From her first sight of his out of focus—yet still cute in a blurry way—online picture, to the way he promised to be a good dad if she promised to be a good hostess, she’d known theirs would be a lasting relationship. A relationship no one ever need know wasn’t based on love.
All her adult life, her family had urged her to go to college, to find a real job, yet all she could ever remember wanting to do was raise a big brood of kids—just like her own mom. Lilly dreamed of ruling a rambling Victorian home alongside a loving husband, raising not award-winning kids, but rambunctious kids who got into as many jams as she had growing up.

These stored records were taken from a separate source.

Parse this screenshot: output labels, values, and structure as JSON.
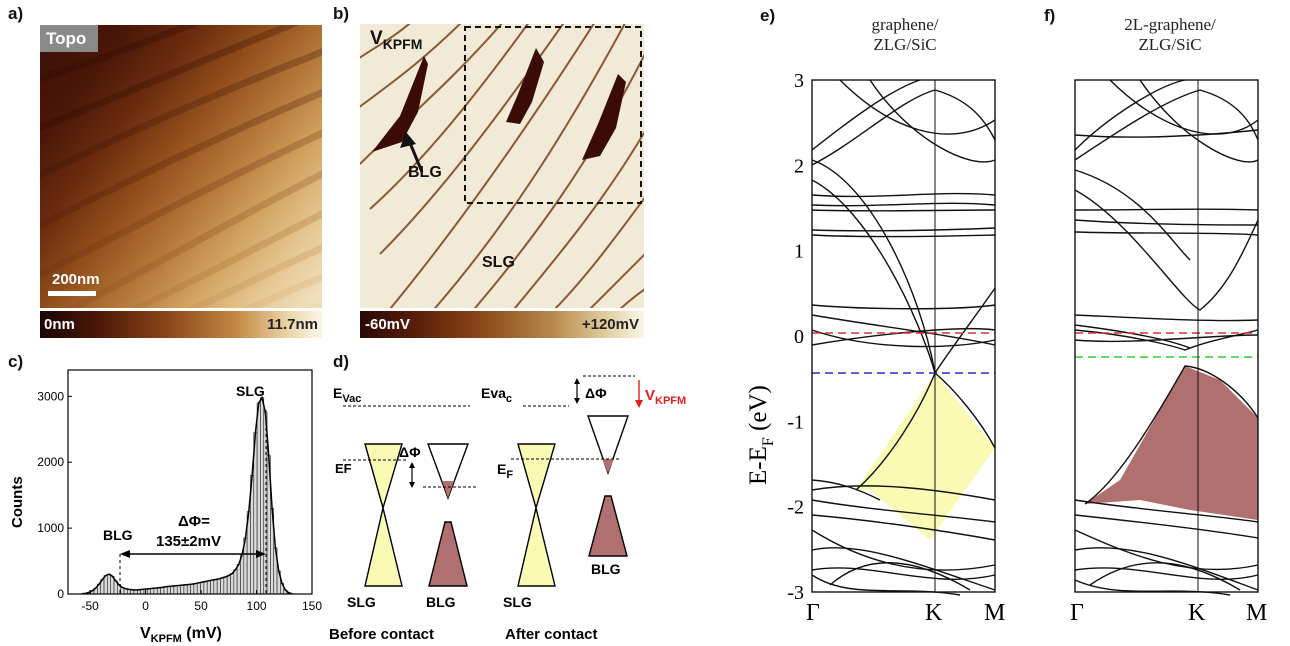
{
  "panels": {
    "a": {
      "label": "a)",
      "tag": "Topo",
      "scale_bar": "200nm",
      "colorbar_min": "0nm",
      "colorbar_max": "11.7nm"
    },
    "b": {
      "label": "b)",
      "title_main": "V",
      "title_sub": "KPFM",
      "bilayer_label": "BLG",
      "single_label": "SLG",
      "colorbar_min": "-60mV",
      "colorbar_max": "+120mV"
    },
    "c": {
      "label": "c)",
      "ylabel": "Counts",
      "xlabel_main": "V",
      "xlabel_sub": "KPFM",
      "xlabel_unit": " (mV)",
      "peak_slg": "SLG",
      "peak_blg": "BLG",
      "delta_line1": "ΔΦ=",
      "delta_line2": "135±2mV"
    },
    "d": {
      "label": "d)",
      "evac_main": "E",
      "evac_sub": "Vac",
      "evac2_main": "Eva",
      "evac2_sub": "c",
      "ef_left": "EF",
      "ef_right_main": "E",
      "ef_right_sub": "F",
      "delta_phi": "ΔΦ",
      "delta_phi2": "ΔΦ",
      "vkpfm_main": "V",
      "vkpfm_sub": "KPFM",
      "slg1": "SLG",
      "blg1": "BLG",
      "slg2": "SLG",
      "blg2": "BLG",
      "caption_before": "Before contact",
      "caption_after": "After contact"
    },
    "e": {
      "label": "e)",
      "title_line1": "graphene/",
      "title_line2": "ZLG/SiC",
      "ylabel_main": "E-E",
      "ylabel_sub": "F",
      "ylabel_unit": " (eV)",
      "kpoints": [
        "Γ",
        "K",
        "M"
      ]
    },
    "f": {
      "label": "f)",
      "title_line1": "2L-graphene/",
      "title_line2": "ZLG/SiC",
      "kpoints": [
        "Γ",
        "K",
        "M"
      ]
    }
  },
  "colors": {
    "fermi_line": "#e03030",
    "dirac_line_e": "#2030d0",
    "dirac_line_f": "#30d030",
    "slg_fill": "#fafab4",
    "blg_fill": "#b07070",
    "vkpfm_arrow": "#e02020"
  },
  "chart_data": [
    {
      "type": "bar",
      "title": "",
      "xlabel": "VKPFM (mV)",
      "ylabel": "Counts",
      "xlim": [
        -70,
        150
      ],
      "ylim": [
        0,
        3400
      ],
      "xticks": [
        -50,
        0,
        50,
        100,
        150
      ],
      "xtick_labels": [
        "-50",
        "0",
        "50",
        "100",
        "150"
      ],
      "yticks": [
        0,
        1000,
        2000,
        3000
      ],
      "ytick_labels": [
        "0",
        "1000",
        "2000",
        "3000"
      ],
      "annotations": [
        "SLG",
        "BLG",
        "ΔΦ= 135±2mV"
      ],
      "x": [
        -57,
        -54,
        -51,
        -48,
        -45,
        -42,
        -39,
        -36,
        -33,
        -30,
        -27,
        -24,
        -21,
        -18,
        -15,
        -12,
        -9,
        -6,
        -3,
        0,
        3,
        6,
        9,
        12,
        15,
        18,
        21,
        24,
        27,
        30,
        33,
        36,
        39,
        42,
        45,
        48,
        51,
        54,
        57,
        60,
        63,
        66,
        69,
        72,
        75,
        78,
        81,
        84,
        87,
        90,
        93,
        96,
        99,
        102,
        105,
        108,
        111,
        114,
        117,
        120,
        123,
        126,
        129,
        132
      ],
      "values": [
        5,
        10,
        25,
        50,
        90,
        150,
        220,
        280,
        300,
        270,
        200,
        140,
        100,
        80,
        70,
        65,
        60,
        65,
        70,
        75,
        80,
        85,
        90,
        95,
        100,
        110,
        115,
        120,
        125,
        130,
        135,
        140,
        145,
        150,
        160,
        170,
        180,
        190,
        200,
        210,
        220,
        230,
        245,
        260,
        280,
        310,
        370,
        450,
        600,
        850,
        1250,
        1800,
        2450,
        2900,
        2980,
        2750,
        2100,
        1300,
        700,
        350,
        160,
        60,
        20,
        5
      ]
    },
    {
      "type": "line",
      "title": "graphene/ ZLG/SiC",
      "xlabel": "",
      "ylabel": "E-EF (eV)",
      "ylim": [
        -3,
        3
      ],
      "xtick_labels": [
        "Γ",
        "K",
        "M"
      ],
      "ytick_labels": [
        "-3",
        "-2",
        "-1",
        "0",
        "1",
        "2",
        "3"
      ],
      "fermi_level": 0,
      "dirac_point": -0.45
    },
    {
      "type": "line",
      "title": "2L-graphene/ ZLG/SiC",
      "xlabel": "",
      "ylabel": "",
      "ylim": [
        -3,
        3
      ],
      "xtick_labels": [
        "Γ",
        "K",
        "M"
      ],
      "fermi_level": 0,
      "dirac_point": -0.28
    }
  ]
}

And just think, finally, within a matter of mere minutes, all those dreams would be well on their way to coming true—well, all of them except for the Victorian house and loving husband, but then Lilly glanced over her shoulder just as Dallas stumbled across the threshold from concrete to red-hot-red shag carpet. Even tripping over his own feet, the man was criminally handsome—maybe even more so now that she’d seen he wasn’t perfect, either!
He flashed her a smile of strong white teeth, making her tummy flip-flop. Wow. There may never be love in their future, but if he kept that up, at least on her part there was starting to be a disconcerting amount of attraction.